SAKAMOTO DAYS and its murderer shonen friends characteristic copious physique counts, however this new crop of tales by no means sensationalizes their murders. Taro Sakamoto even staunchly respects a “no kill” code as a loving gesture to his spouse. To this level, these shonen sequence are extra eager about celebrating the tender bonds and candy feelings that come from household, whether or not organic or solid collectively. SAKAMOTO DAYS, Spy x Family, Shinobi Undercover, and extra all emphasize the ability of household and the way a loving group is extra useful than any weapon. This optimistic disposition helps these sequence keep cheerful fairly than diverging into extra grownup seinen tendencies that get misplaced in the dead of night. This empathy is essential to the equation and why SAKAMOTO DAYS works in addition to it does. It demystifies hitmen into peculiar protectors, which helps the anime additional set up its voice and push the subgenre to sudden locations.

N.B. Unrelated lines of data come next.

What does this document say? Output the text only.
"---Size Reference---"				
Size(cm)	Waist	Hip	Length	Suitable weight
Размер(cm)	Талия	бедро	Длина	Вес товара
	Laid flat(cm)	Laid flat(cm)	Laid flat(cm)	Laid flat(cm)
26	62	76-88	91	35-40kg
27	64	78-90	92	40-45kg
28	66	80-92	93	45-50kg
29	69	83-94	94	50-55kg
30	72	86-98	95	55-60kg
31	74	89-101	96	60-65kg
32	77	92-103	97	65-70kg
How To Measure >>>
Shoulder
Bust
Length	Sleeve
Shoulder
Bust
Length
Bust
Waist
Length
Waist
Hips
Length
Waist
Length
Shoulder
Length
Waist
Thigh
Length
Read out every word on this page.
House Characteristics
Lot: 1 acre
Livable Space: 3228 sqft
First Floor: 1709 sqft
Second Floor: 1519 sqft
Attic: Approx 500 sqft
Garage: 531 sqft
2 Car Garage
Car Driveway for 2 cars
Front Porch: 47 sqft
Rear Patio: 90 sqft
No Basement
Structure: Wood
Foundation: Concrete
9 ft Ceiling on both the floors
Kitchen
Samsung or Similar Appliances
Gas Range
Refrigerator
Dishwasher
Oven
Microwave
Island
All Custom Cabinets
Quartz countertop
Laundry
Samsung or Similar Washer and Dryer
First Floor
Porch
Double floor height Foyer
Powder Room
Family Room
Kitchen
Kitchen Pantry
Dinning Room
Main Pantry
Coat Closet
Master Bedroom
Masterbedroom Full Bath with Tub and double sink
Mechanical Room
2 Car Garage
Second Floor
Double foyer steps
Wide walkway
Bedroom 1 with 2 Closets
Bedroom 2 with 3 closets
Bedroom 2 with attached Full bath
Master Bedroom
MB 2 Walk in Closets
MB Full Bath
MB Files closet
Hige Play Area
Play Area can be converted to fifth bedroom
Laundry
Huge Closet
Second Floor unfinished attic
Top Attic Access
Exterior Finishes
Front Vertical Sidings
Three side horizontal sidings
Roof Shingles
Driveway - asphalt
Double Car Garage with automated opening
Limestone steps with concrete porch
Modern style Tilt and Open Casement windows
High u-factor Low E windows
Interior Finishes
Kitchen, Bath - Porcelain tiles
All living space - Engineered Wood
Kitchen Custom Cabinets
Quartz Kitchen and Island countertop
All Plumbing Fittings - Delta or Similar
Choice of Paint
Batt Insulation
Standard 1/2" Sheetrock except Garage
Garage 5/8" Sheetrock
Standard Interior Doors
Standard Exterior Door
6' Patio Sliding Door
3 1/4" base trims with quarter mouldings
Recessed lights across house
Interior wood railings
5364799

SAKAMOTO DAYS is main the pack in relation to the thrilling era of murderer shonen sequence. This subgenre’s dominance in shonen anime and manga has been helpful to SAKAMOTO DAYS’ success, however these tales don’t exist in a vacuum. They’ve additionally turn into the norm in American blockbusters. This helps SAKAMOTO DAYS join on an excellent stronger stage since fiction from around the globe echoes its style, characters, and elegance of storytelling.
SAKAMOTO DAYS feeds into this vitality and helps the subgenre evolve. It’s an encouraging suggestions loop that displays a common pattern towards tentpole murderer tales. Netflix’s The Killer and Hit Man have been each two of 2023 & ’24’s prime titles, respectively, and it’s not arduous to image any of Team Sakamoto taking over these heightened hitmen archetypes. SAKAMOTO DAYS continues to succeed—extra so than a few of its anime friends—as a result of it capitalizes on this pattern. It tells the tales that audiences from internationally wish to see, however contextualizes them into a unusual action-comedy anime.